An anderer Stelle wurde die Vermutung geäußert, dass wohl französische Ritter und auch Ritter aus Belgica als erstes Tennis spielten.
Das Spiel der Mönche in den Kreuzgängen wurde, wie gesagt, mit den Händen gespielt. Nach welchen Regeln nun genau gespielt wurde, war sicher in der Anfangszeit noch unterschiedlich. Ob der Ball nun gegen die Wand oder auf ein Dach gespielt werden musste und ob der Ball nur einmal aufkommen durfte – darüber sind sich die Autoren oftmals uneins.
Die Spielgemeinde vergrößerte sich immer weiter. Weitere Stände wie Bürger, Bauern und Adel waren ebenfalls von dem Spiel begeistert.
Die Verbindung zu Jeu de Paume wird auch in der Zählweise deutlich. In den französischen Ballspielhäusern jener Zeit wurde bereits im 12. und 13. Jahrhundert um Geld gespielt. Pro Fehler wurden 15 Sous bezahlt. Also zählte man 0, 15, 30, 45. Im Laufe der Zeit veränderte sich lediglich die 45 auf 40, aber der Rest der Zählung ist bis heute erhalten geblieben. Neben dem Einsatz der Spieler gab es schnell auch Zuschauer, die ihrer Wettleidenschaft freien Lauf ließen.
Wie so oft in jener Zeit erregte auch das Tennisspiel den Unmut des Klerus. Es wird berichtet, dass die Zerstörung von Fensterscheiben und die beim Spiel entstehenden Geräusche den Gottesdienst gestört hätten. Der Adel hingegen hätte seine Leute gerne bei Waffenübungen gesehen. Im weiteren Verlauf wurden in England und in Frankreich die Bürger, welche weiterhin Tennis spielten, mit hohen Strafen belegt. Allerdings frönten auch Adelige dem Spiel. Bekannte Namen wie Ludwig X. von Frankreich (geb. 1289), Philipp der Schöne, Karl VIII., Philipp der Gute lassen sich mit ihrer Leidenschaft in den Aufzeichnungen finden.

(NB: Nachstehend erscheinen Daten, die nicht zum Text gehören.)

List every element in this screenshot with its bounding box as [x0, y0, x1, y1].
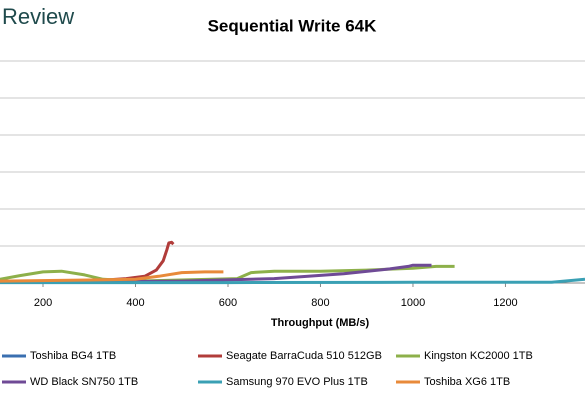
x-tick-label: 400	[126, 297, 144, 309]
legend-label: Samsung 970 EVO Plus 1TB	[226, 376, 368, 388]
brand: Review	[2, 4, 74, 29]
series-line	[0, 277, 585, 285]
legend-label: Seagate BarraCuda 510 512GB	[226, 350, 382, 362]
legend-label: Kingston KC2000 1TB	[424, 350, 533, 362]
chart-title: Sequential Write 64K	[208, 16, 378, 35]
legend-label: Toshiba XG6 1TB	[424, 376, 510, 388]
legend-label: WD Black SN750 1TB	[30, 376, 138, 388]
x-axis-label: Throughput (MB/s)	[271, 317, 370, 329]
series-line	[0, 263, 432, 284]
x-tick-label: 1200	[493, 297, 517, 309]
legend-label: Toshiba BG4 1TB	[30, 350, 116, 362]
series-line	[0, 270, 224, 283]
x-tick-label: 600	[219, 297, 237, 309]
x-tick-label: 200	[34, 297, 52, 309]
x-tick-label: 800	[311, 297, 329, 309]
x-tick-label: 1000	[401, 297, 425, 309]
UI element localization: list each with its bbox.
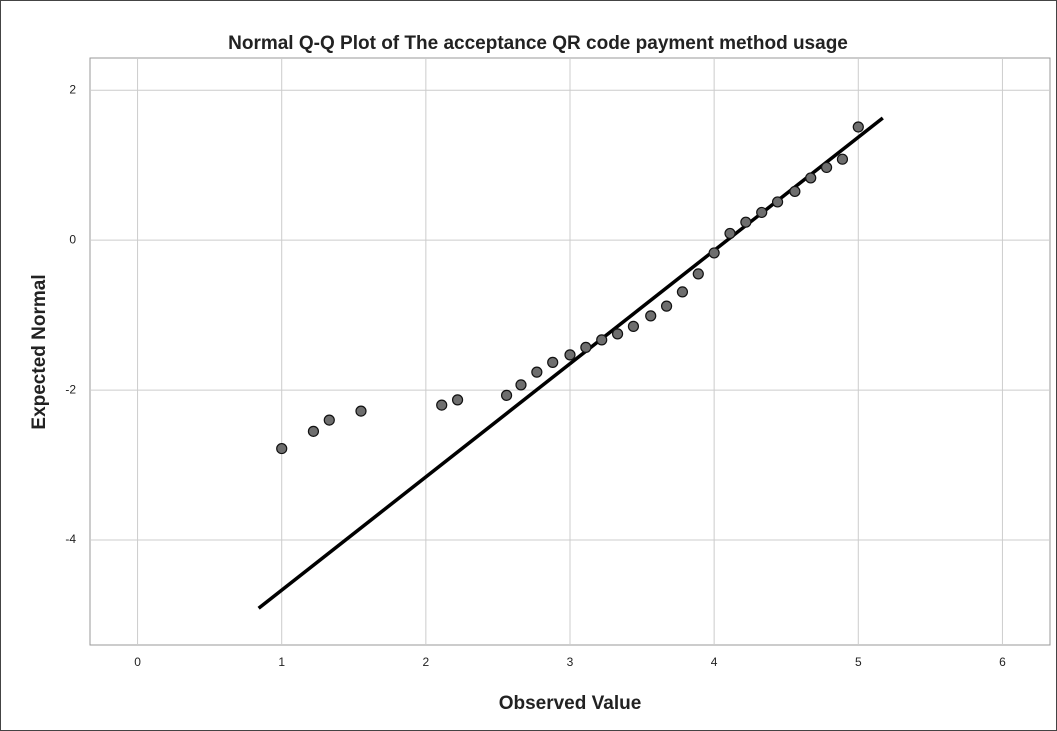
x-tick-label: 1 — [278, 655, 285, 669]
data-point — [771, 196, 784, 208]
data-point — [580, 341, 592, 353]
y-tick-label: -2 — [65, 382, 76, 396]
data-point — [323, 414, 335, 426]
data-point — [836, 153, 849, 165]
data-point — [611, 328, 624, 340]
data-point — [660, 300, 673, 312]
data-point — [740, 216, 752, 228]
data-point — [436, 399, 448, 411]
x-tick-label: 3 — [567, 655, 574, 669]
data-point — [276, 442, 288, 455]
data-point — [564, 349, 576, 361]
x-axis-title: Observed Value — [499, 693, 642, 714]
data-point — [307, 425, 320, 437]
data-point — [708, 247, 720, 259]
data-point — [756, 206, 768, 219]
x-tick-label: 0 — [134, 655, 141, 669]
y-tick-label: 0 — [69, 232, 76, 246]
y-tick-label: 2 — [69, 82, 76, 96]
x-tick-label: 5 — [855, 655, 862, 669]
y-tick-label: -4 — [65, 532, 76, 546]
data-point — [531, 366, 543, 378]
data-point — [645, 310, 657, 322]
x-tick-label: 4 — [711, 655, 718, 669]
data-point — [789, 185, 801, 198]
data-point — [820, 161, 833, 174]
data-point — [355, 405, 367, 417]
data-point — [547, 356, 559, 368]
data-point — [724, 227, 736, 240]
y-axis-title: Expected Normal — [29, 274, 50, 429]
data-point — [515, 379, 527, 391]
data-point — [676, 286, 689, 298]
data-point — [852, 121, 864, 133]
data-point — [805, 172, 817, 184]
data-point — [596, 334, 608, 346]
x-tick-label: 6 — [999, 655, 1006, 669]
data-point — [692, 268, 704, 280]
data-point — [500, 389, 513, 401]
data-point — [451, 394, 464, 406]
x-tick-label: 2 — [423, 655, 430, 669]
data-point — [627, 320, 640, 332]
chart-title: Normal Q-Q Plot of The acceptance QR cod… — [228, 33, 848, 54]
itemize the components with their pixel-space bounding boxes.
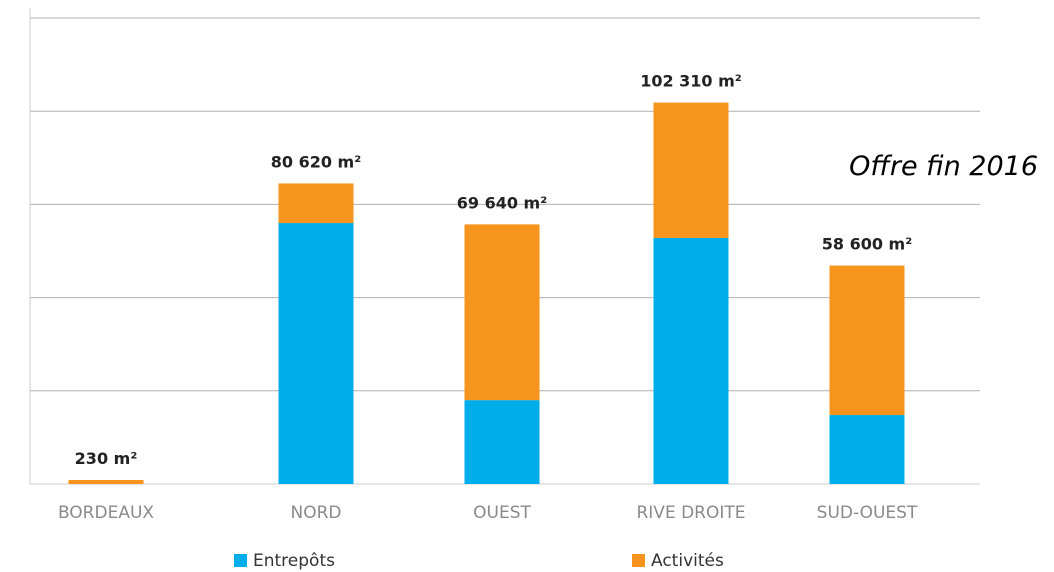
legend-swatch-activites — [632, 554, 645, 567]
bar-activites-rive-droite — [653, 102, 729, 238]
x-tick-label: SUD-OUEST — [817, 503, 918, 523]
x-tick-label: RIVE DROITE — [636, 503, 745, 523]
gridlines — [30, 17, 980, 392]
bar-activites-ouest — [464, 224, 540, 401]
value-label: 80 620 m² — [271, 152, 361, 171]
bar-activites-sud-ouest — [829, 265, 905, 416]
value-label: 102 310 m² — [640, 72, 742, 91]
chart-annotation: Offre fin 2016 — [849, 151, 1038, 182]
bar-entrepots-rive-droite — [653, 237, 729, 484]
x-tick-label: OUEST — [473, 503, 531, 523]
bars-group — [68, 102, 905, 485]
legend-swatch-entrepots — [234, 554, 247, 567]
x-tick-label: NORD — [291, 503, 342, 523]
value-label: 58 600 m² — [822, 235, 912, 254]
bar-activites-bordeaux — [68, 480, 144, 484]
bar-entrepots-sud-ouest — [829, 415, 905, 484]
value-labels-group: 230 m² 80 620 m² 69 640 m² 102 310 m² 58 600… — [75, 72, 913, 468]
legend-label-activites: Activités — [651, 551, 724, 571]
category-tick-labels: BORDEAUX NORD OUEST RIVE DROITE SUD-OUEST — [58, 503, 918, 523]
bar-entrepots-ouest — [464, 400, 540, 484]
legend: Entrepôts Activités — [234, 551, 724, 571]
bar-entrepots-nord — [278, 223, 354, 485]
legend-label-entrepots: Entrepôts — [253, 551, 335, 571]
value-label: 230 m² — [75, 449, 138, 468]
x-tick-label: BORDEAUX — [58, 503, 154, 523]
value-label: 69 640 m² — [457, 193, 547, 212]
bar-activites-nord — [278, 183, 354, 224]
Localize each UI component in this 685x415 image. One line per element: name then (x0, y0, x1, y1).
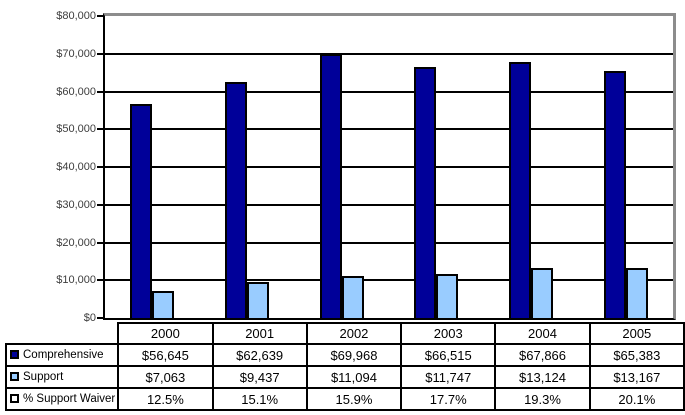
y-axis-tick-label: $0 (83, 312, 96, 324)
legend-cell: Comprehensive (4, 343, 120, 367)
table-row: % Support Waiver 12.5% 15.1% 15.9% 17.7% 19.3… (4, 387, 685, 411)
value-cell-2003: $66,515 (400, 343, 497, 367)
legend-cell: % Support Waiver (4, 387, 120, 411)
y-axis-tick-mark (97, 203, 104, 206)
gridline (105, 52, 673, 55)
bar-comprehensive-2000 (130, 104, 152, 318)
legend-swatch--support-waiver (10, 394, 19, 403)
year-cell-2001: 2001 (211, 322, 308, 345)
legend-cell: Support (4, 365, 120, 389)
bar-support-2001 (247, 282, 269, 318)
y-axis-tick-mark (97, 52, 104, 55)
gridline (105, 241, 673, 244)
y-axis-tick-mark (97, 128, 104, 131)
y-axis-tick-label: $70,000 (56, 47, 96, 60)
value-cell-2003: 17.7% (400, 387, 497, 411)
year-cell-2005: 2005 (588, 322, 685, 345)
legend-label: % Support Waiver (23, 393, 116, 405)
y-axis-tick-mark (97, 317, 104, 319)
y-axis-tick-label: $40,000 (56, 161, 96, 173)
data-table: 2000 2001 2002 2003 2004 2005 Comprehensive $56… (4, 322, 685, 411)
y-axis-tick-mark (97, 241, 104, 244)
year-cell-2000: 2000 (117, 322, 214, 345)
table-corner-blank (6, 323, 118, 344)
y-axis-tick-mark (97, 15, 104, 17)
year-header-row: 2000 2001 2002 2003 2004 2005 (6, 322, 685, 345)
value-cell-2000: 12.5% (117, 387, 214, 411)
bar-comprehensive-2003 (414, 67, 436, 318)
value-cell-2000: $56,645 (117, 343, 214, 367)
gridline (105, 166, 673, 168)
value-cell-2000: $7,063 (117, 365, 214, 389)
bar-comprehensive-2002 (320, 54, 342, 318)
bar-comprehensive-2001 (225, 82, 247, 318)
year-cell-2003: 2003 (400, 322, 497, 345)
legend-label: Support (23, 371, 64, 383)
year-cell-2002: 2002 (305, 322, 403, 345)
y-axis-tick-label: $20,000 (56, 236, 96, 249)
value-cell-2002: $11,094 (305, 365, 403, 389)
y-axis-tick-label: $10,000 (56, 274, 96, 287)
value-cell-2004: $13,124 (494, 365, 591, 389)
year-cell-2004: 2004 (494, 322, 591, 345)
bar-support-2005 (626, 268, 648, 318)
gridline (105, 279, 673, 282)
value-cell-2002: 15.9% (305, 387, 403, 411)
y-axis-tick-mark (97, 166, 104, 168)
plot-area (103, 13, 676, 320)
legend-swatch-support (10, 372, 19, 381)
plot-inner (105, 16, 673, 318)
value-cell-2002: $69,968 (305, 343, 403, 367)
bar-support-2004 (531, 268, 553, 318)
legend-swatch-comprehensive (10, 350, 19, 359)
bar-support-2002 (342, 276, 364, 318)
y-axis-tick-mark (97, 279, 104, 282)
value-cell-2004: $67,866 (494, 343, 591, 367)
y-axis-tick-label: $30,000 (56, 198, 96, 211)
y-axis-tick-label: $50,000 (56, 123, 96, 136)
value-cell-2001: $9,437 (211, 365, 308, 389)
bar-support-2000 (152, 291, 174, 318)
value-cell-2003: $11,747 (400, 365, 497, 389)
bar-support-2003 (436, 274, 458, 318)
value-cell-2005: $13,167 (588, 365, 685, 389)
bar-comprehensive-2004 (509, 62, 531, 318)
gridline (105, 203, 673, 206)
gridline (105, 128, 673, 131)
value-cell-2005: $65,383 (588, 343, 685, 367)
value-cell-2004: 19.3% (494, 387, 591, 411)
bar-comprehensive-2005 (604, 71, 626, 318)
y-axis-tick-mark (97, 90, 104, 93)
y-axis-tick-label: $80,000 (56, 10, 96, 22)
y-axis-tick-label: $60,000 (56, 85, 96, 98)
value-cell-2001: $62,639 (211, 343, 308, 367)
table-row: Comprehensive $56,645 $62,639 $69,968 $66,51… (4, 343, 685, 367)
gridline (105, 90, 673, 93)
value-cell-2005: 20.1% (588, 387, 685, 411)
legend-label: Comprehensive (23, 349, 104, 361)
value-cell-2001: 15.1% (211, 387, 308, 411)
table-row: Support $7,063 $9,437 $11,094 $11,747 $13,124… (4, 365, 685, 389)
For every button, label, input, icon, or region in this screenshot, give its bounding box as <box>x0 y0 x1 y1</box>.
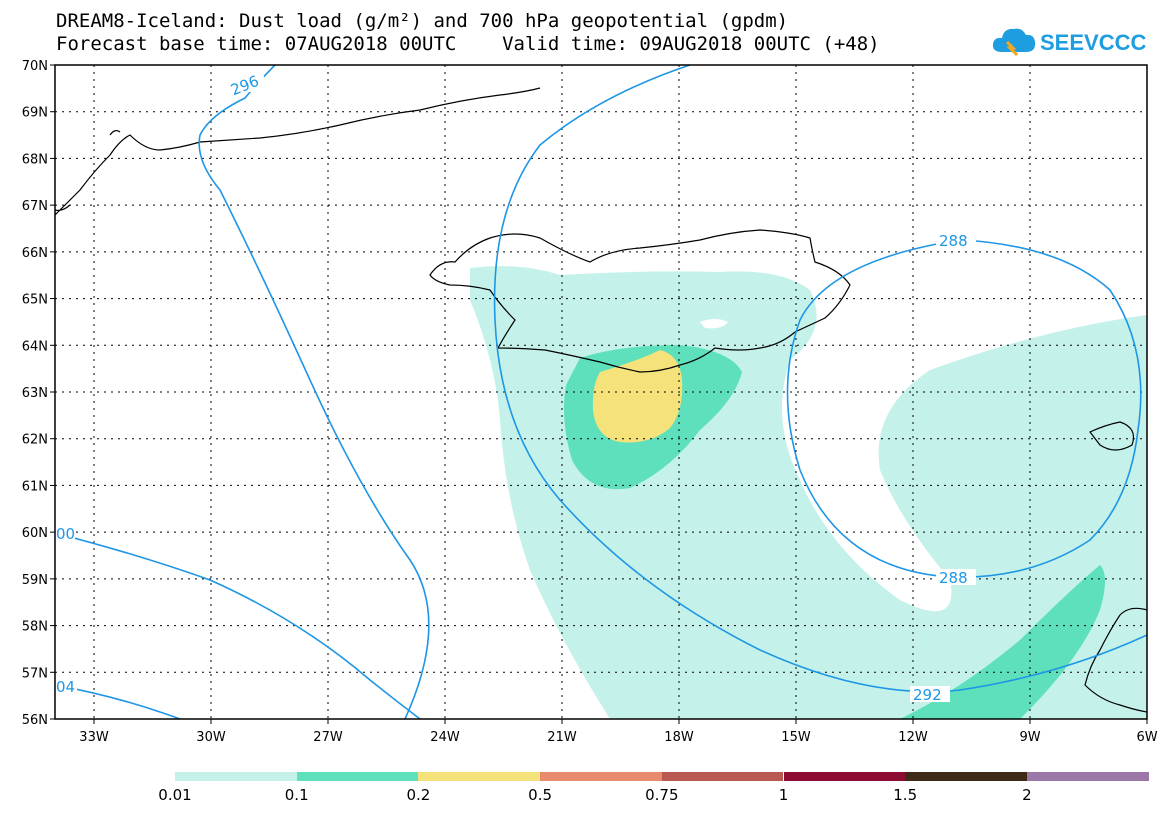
lat-label: 63N <box>22 386 48 401</box>
colorbar-label: 2 <box>1022 786 1032 804</box>
lat-label: 62N <box>22 433 48 448</box>
colorbar-label: 0.2 <box>406 786 431 804</box>
colorbar-label: 0.01 <box>158 786 192 804</box>
dust-area-high <box>592 350 683 443</box>
greenland-coastline <box>55 87 541 216</box>
title-line-2: Forecast base time: 07AUG2018 00UTC Vali… <box>56 33 880 55</box>
contour-label-288-top: 288 <box>939 232 968 250</box>
colorbar-segment <box>296 772 419 781</box>
lat-label: 58N <box>22 620 48 635</box>
lon-label: 24W <box>430 730 460 745</box>
dust-area-medium-se <box>900 565 1105 719</box>
lat-label: 68N <box>22 152 48 167</box>
colorbar-label: 0.75 <box>645 786 679 804</box>
contour-292 <box>493 65 1147 693</box>
lon-label: 33W <box>79 730 109 745</box>
lat-label: 64N <box>22 339 48 354</box>
colorbar-segment <box>540 772 662 781</box>
lon-label: 27W <box>313 730 343 745</box>
contour-296 <box>198 65 430 719</box>
contour-300 <box>55 532 421 719</box>
cloud-logo-icon: SEEVCCC <box>992 28 1146 57</box>
lat-label: 70N <box>22 59 48 74</box>
lon-label: 9W <box>1019 730 1040 745</box>
colorbar-segment <box>175 772 297 781</box>
lon-label: 30W <box>196 730 226 745</box>
colorbar-label: 0.1 <box>284 786 309 804</box>
colorbar-label: 1 <box>778 786 789 804</box>
iceland-coastline <box>429 229 851 373</box>
scotland-coastline <box>1084 607 1147 713</box>
colorbar-segment <box>418 772 541 781</box>
lat-label: 66N <box>22 246 48 261</box>
lon-label: 21W <box>547 730 577 745</box>
contour-288 <box>786 239 1142 579</box>
faroe-islands <box>1089 421 1135 451</box>
lat-label: 60N <box>22 526 48 541</box>
lat-label: 69N <box>22 106 48 121</box>
lon-label: 15W <box>781 730 811 745</box>
colorbar-label: 0.5 <box>528 786 553 804</box>
contour-label-300: 00 <box>56 525 75 543</box>
contour-label-304: 04 <box>56 678 75 696</box>
contour-label-288-bottom: 288 <box>939 569 968 587</box>
colorbar-segment <box>905 772 1027 781</box>
seevccc-logo: SEEVCCC <box>990 22 1160 58</box>
lat-label: 56N <box>22 713 48 728</box>
title-line-1: DREAM8-Iceland: Dust load (g/m²) and 700… <box>56 10 789 32</box>
lon-label: 6W <box>1136 730 1157 745</box>
lon-label: 12W <box>898 730 928 745</box>
lon-label: 18W <box>664 730 694 745</box>
lat-label: 61N <box>22 479 48 494</box>
colorbar-segment <box>783 772 906 781</box>
colorbar-segment <box>661 772 784 781</box>
colorbar-segment <box>1026 772 1149 781</box>
lat-label: 57N <box>22 666 48 681</box>
lat-label: 59N <box>22 573 48 588</box>
logo-text: SEEVCCC <box>1040 30 1146 55</box>
lat-label: 65N <box>22 293 48 308</box>
lat-label: 67N <box>22 199 48 214</box>
contour-304 <box>55 684 181 719</box>
colorbar-label: 1.5 <box>893 786 918 804</box>
contour-label-296: 296 <box>228 72 261 99</box>
contour-label-292: 292 <box>913 686 942 704</box>
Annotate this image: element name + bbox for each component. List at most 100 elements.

Das erste Tennisturnier wurde von den Bürgern der Stadt Brügge im Jahre 1464 veranstaltet. An diesem Turnier nahmen zwei Mannschaften teil. Bekannt ist, dass es auch Profispieler gab. Zum Beispiel wurden diese engagiert, um bei Hofe zu spielen. In diesem Zusammenhang wird auch der Name einer Frau genannt: Margot aus Hennegau. Sie wurde 1402 als Bürgerliche in Mons geboren, Sie muss die erste professionelle Tennisspielerin gewesen sein. Philipp der Gute hörte von der 20 jährigen Margot und holte diese gegen Bezahlung an seinen Hof. Nach ihrer Zeit dort zog sie weiter nach Flandern und Brabant, um dort Tennis zu spielen. Später dann ging sie bei Naumur als Nonne in ein Kloster und unterrichtete dessen Bewohner in „ihrem“ Sport.